1. Per lignum servi facti sumus, et per sanctam Crucem liberati sumus. R.
2. Fructus arboris seduxit nos, Filius Dei redemit nos. R.
MÉDITATION
Quand l'apôtre Philippe lui demande : « Seigneur, montre-nous le Père », Jésus répond : « Il y a si longtemps
que je suis avec vous, et tu ne me connais pas... ? Celui qui m'a vu a vu le Père » (Jn 14, 8-9). Ce soir, alors
que, dans notre cœur, nous accompagnons Jésus qui chemine sous le joug de la croix, nous n'oublions pas ces
paroles. Quand il porte la croix, quand il meurt sur la croix, Jésus encore ne fait qu'un avec le Père. Regardant
son visage défiguré par les coups, par la fatigue, par la souffrance intérieure, nous voyons le visage du Père. En
cet instant même, la gloire de Dieu, sa lumière trop forte pour l'œil humain, se rend davantage visible sur le
visage de Jésus. Là, à travers l'être misérable que Pilate a exhibé devant les juifs, avec l'espérance de les
apitoyer, par les mots « Voici l'homme » ! (Jn 19, 5), la vraie grandeur de Dieu se dévoile, cette mystérieuse
grandeur qu'aucun homme ne pouvait imaginer.

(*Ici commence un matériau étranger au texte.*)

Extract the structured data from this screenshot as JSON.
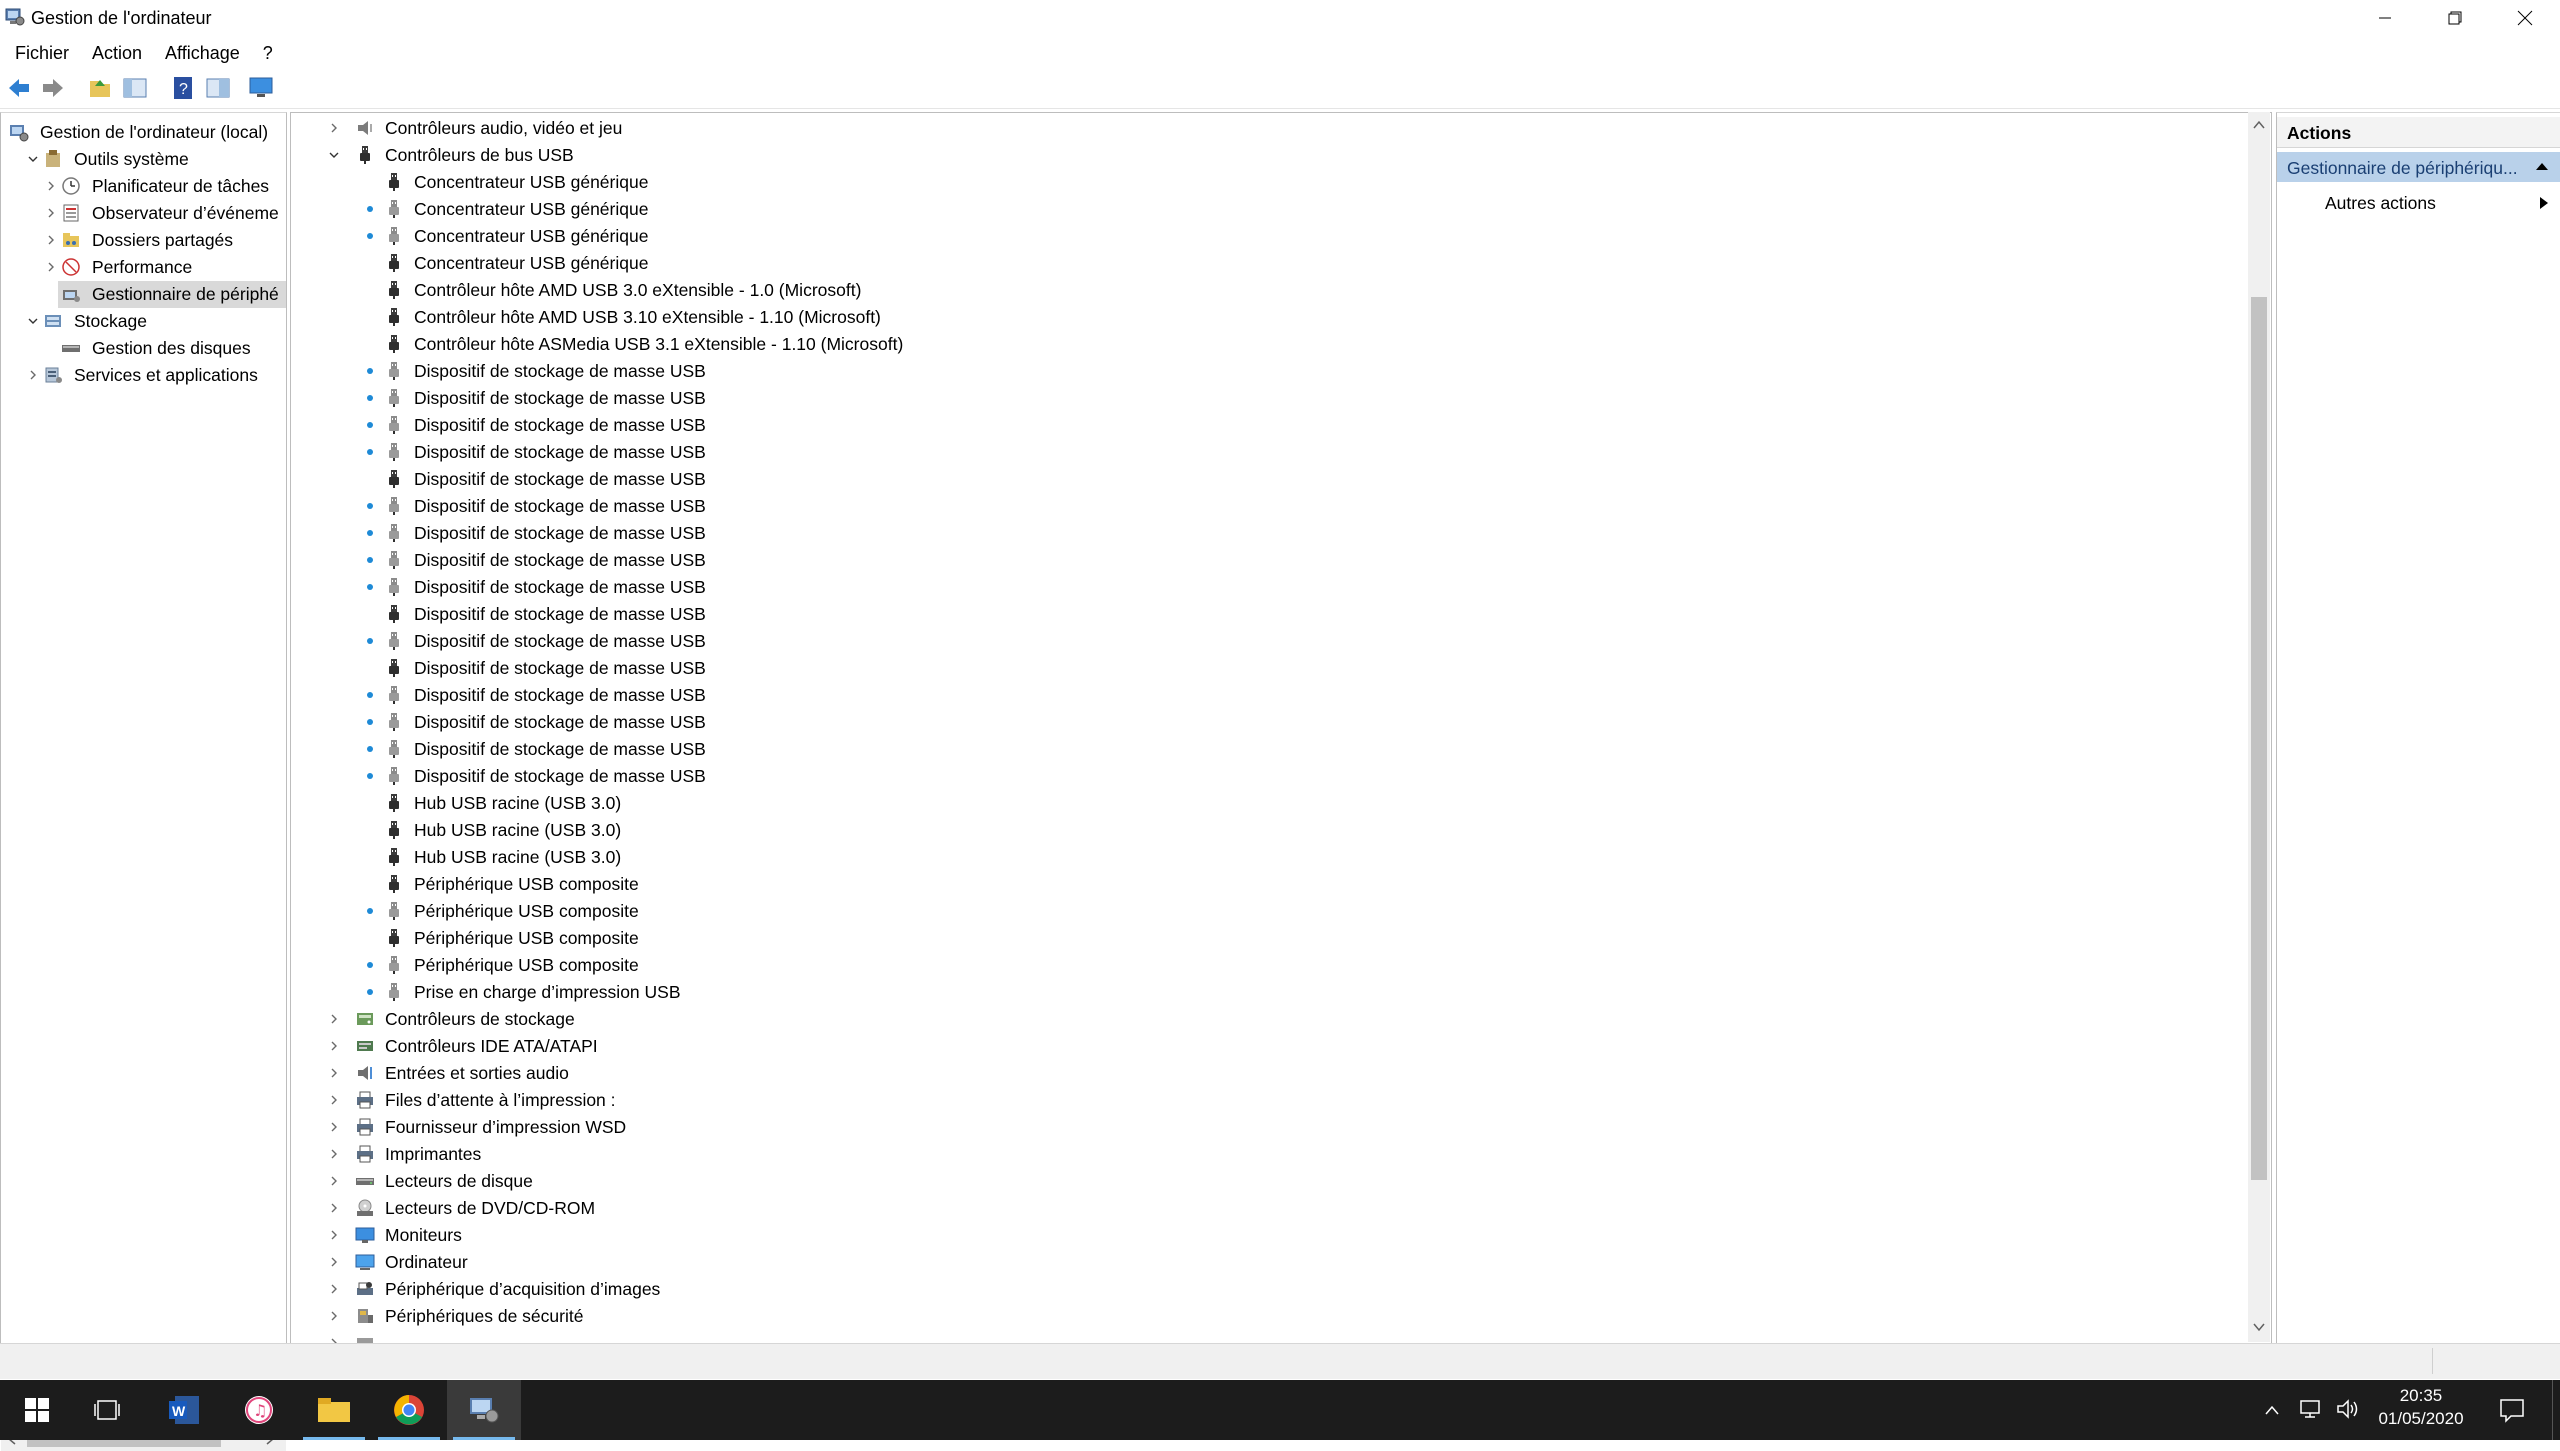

Mais en Jésus crucifié, se révèle aussi une autre grandeur, notre grandeur, la grandeur qui appartient à tout
homme par le fait même d'avoir un visage et un cœur humains. Saint Antoine de Padoue écrit : « Le Christ, qui
est ta vie, est suspendu devant toi, pour que tu regardes vers la Croix comme en un miroir... Si tu le regardes, tu
pourras te rendre compte combien sont grandes ta dignité... et ta valeur... En aucun autre lieu, l'homme ne peut
mieux se rendre compte de ce qu'il vaut, qu'en se regardant dans le miroir de la Croix » (Sermons des
dimanches et fêtes, III, p.213-214). Oui, Jésus, le Fils de Dieu, est mort pour toi, pour moi, pour chacun de nous
et ainsi il nous a donné la preuve concrète que nous sommes grands et précieux aux yeux de Dieu, les seuls
yeux qui dépassent toutes les apparences et voient jusqu'au fond la réalité des choses.
En participant au Chemin de Croix, nous demandons à Dieu de nous donner à nous aussi ce regard de vérité et
d'amour, pour devenir, unis à lui, libres et bons.
Le Saint-Père:
Au nom du Père et du Fils et du Saint Esprit.
C. Amen.
PREMIÈRE STATION
sus est condamné à mort
V/. Adoramus te, Christe, et benedicimus tibi.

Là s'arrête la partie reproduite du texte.